The booster rollout continues at pace but not all Westminster are happy with efforts to increase vaccine take-up. Tory backbencher Danny Kruger popped up in the Commons today to ask the Leader of the House for time to debate compulsory vaccination for NHS workers. All healthcare staff must be jabbed by 1 April or risk facing the sack – one of the so-called ‘Plan B’ measures which Kruger reluctantly endorsed last month after wrestling with his conscience.
Kruger began his question by referencing research published by the British Medical Journal shortly after the Commons voted for the package of Covid measures. It found that the effectiveness of a third vaccine wore off after three months in preventing the transmission of Omicron. Therefore, he asked his fellow Old Etonian Jacob Rees-Mogg, would NHS staff be forced to have additional jabs every three months to keep their jobs? Such a move, said Kruger, would be ‘unthinkable.’ He therefore urged Rees-Mogg to consider dropping the 1 April deadline, ‘thereby saving the NHS tens of thousands of staff and restoring the principle that in this country at least vaccination is the free choice of a free people.’

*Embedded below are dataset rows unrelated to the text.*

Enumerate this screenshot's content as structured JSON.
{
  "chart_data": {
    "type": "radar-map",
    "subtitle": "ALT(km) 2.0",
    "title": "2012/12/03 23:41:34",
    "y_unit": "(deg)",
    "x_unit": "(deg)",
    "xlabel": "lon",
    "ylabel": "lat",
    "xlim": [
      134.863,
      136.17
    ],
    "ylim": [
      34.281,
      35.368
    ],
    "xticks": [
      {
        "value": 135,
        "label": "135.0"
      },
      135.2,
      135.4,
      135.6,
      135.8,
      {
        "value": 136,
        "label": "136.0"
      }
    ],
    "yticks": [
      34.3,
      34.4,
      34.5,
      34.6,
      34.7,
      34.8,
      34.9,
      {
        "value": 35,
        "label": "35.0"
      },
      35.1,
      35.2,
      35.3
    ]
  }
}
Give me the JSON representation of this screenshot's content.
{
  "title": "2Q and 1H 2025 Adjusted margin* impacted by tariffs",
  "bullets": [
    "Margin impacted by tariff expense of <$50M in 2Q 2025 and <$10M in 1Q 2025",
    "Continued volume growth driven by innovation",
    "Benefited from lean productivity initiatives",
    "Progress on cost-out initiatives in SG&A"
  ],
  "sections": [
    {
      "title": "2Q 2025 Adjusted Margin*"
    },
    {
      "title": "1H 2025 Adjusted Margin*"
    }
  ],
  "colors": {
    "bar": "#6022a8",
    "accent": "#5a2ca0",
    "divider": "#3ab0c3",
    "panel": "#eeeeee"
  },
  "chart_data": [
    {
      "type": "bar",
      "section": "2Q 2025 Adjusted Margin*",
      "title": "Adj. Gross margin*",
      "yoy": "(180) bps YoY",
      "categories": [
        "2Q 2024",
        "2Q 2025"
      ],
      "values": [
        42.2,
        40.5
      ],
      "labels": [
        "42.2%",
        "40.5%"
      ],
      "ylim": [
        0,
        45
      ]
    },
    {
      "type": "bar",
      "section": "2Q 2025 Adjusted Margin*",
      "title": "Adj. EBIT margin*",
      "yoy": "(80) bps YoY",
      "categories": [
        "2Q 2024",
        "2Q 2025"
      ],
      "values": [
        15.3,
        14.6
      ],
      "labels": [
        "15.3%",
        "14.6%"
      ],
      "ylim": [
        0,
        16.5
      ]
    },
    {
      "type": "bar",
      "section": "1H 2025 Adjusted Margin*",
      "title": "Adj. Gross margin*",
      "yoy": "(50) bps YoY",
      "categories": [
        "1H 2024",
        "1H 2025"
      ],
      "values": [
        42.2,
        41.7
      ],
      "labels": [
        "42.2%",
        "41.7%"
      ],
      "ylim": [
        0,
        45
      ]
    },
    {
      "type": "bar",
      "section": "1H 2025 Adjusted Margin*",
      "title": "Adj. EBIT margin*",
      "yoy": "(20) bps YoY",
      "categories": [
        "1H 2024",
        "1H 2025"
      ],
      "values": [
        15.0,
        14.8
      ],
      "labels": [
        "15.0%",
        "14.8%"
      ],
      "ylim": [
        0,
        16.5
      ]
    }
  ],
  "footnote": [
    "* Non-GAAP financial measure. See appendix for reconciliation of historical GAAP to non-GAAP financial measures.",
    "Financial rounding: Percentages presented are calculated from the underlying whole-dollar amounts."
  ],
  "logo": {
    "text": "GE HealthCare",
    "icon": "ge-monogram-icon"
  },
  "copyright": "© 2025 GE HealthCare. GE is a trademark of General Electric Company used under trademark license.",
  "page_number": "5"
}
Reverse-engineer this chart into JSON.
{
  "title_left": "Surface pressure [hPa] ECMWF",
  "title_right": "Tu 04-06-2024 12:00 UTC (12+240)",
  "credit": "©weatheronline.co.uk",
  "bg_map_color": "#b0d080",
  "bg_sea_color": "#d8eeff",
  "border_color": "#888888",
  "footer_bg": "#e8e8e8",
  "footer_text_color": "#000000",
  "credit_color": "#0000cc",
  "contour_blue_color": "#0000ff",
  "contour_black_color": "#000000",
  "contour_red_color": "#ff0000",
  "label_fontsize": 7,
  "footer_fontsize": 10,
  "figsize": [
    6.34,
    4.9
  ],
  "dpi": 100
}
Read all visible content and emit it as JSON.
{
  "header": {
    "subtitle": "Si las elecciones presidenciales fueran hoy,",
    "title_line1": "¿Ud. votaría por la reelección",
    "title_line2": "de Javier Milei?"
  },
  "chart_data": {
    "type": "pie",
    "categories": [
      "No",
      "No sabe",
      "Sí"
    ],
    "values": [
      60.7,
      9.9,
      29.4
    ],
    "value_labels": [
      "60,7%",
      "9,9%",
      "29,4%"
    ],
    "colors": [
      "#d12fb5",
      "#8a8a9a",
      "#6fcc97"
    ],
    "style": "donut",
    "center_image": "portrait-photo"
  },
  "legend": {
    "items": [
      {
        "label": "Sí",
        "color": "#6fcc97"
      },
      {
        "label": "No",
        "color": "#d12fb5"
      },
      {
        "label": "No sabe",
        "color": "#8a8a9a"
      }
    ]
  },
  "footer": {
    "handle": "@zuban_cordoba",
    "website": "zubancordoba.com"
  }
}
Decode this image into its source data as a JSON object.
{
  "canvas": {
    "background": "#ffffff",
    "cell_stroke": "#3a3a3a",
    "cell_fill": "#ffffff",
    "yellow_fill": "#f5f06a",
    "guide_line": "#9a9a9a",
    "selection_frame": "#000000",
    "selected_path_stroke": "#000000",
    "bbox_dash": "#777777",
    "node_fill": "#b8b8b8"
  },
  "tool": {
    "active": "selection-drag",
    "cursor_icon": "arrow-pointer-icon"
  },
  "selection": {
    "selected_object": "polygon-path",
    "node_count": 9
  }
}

Unfortunately for Kruger, Rees-Mogg was in no mood to give quarter on the issue – though he did provide light relief to the House in revealing his preferred choice of publication. The MP for North East Somerset told Lindsay Hoyle that over Christmas ‘Mr Speaker my reading material wasn’t the NME nor the BMJ – if somebody asks me about The Spectator I may be able to give a more positive answer.’ He went on to note that previous examples of compulsory vaccination for smallpox existed in the nineteenth century, concluding that given the need to ‘break chains of transmission’: ‘I am sorry to disappoint my honourable friend but Her Majesty’s Government does not agree that the regulations on health and care workers should be revoked.’
Still, maybe if one of the Speccie’s contributors write about it, perhaps Rees-Mogg will be more amenable to changing his mind.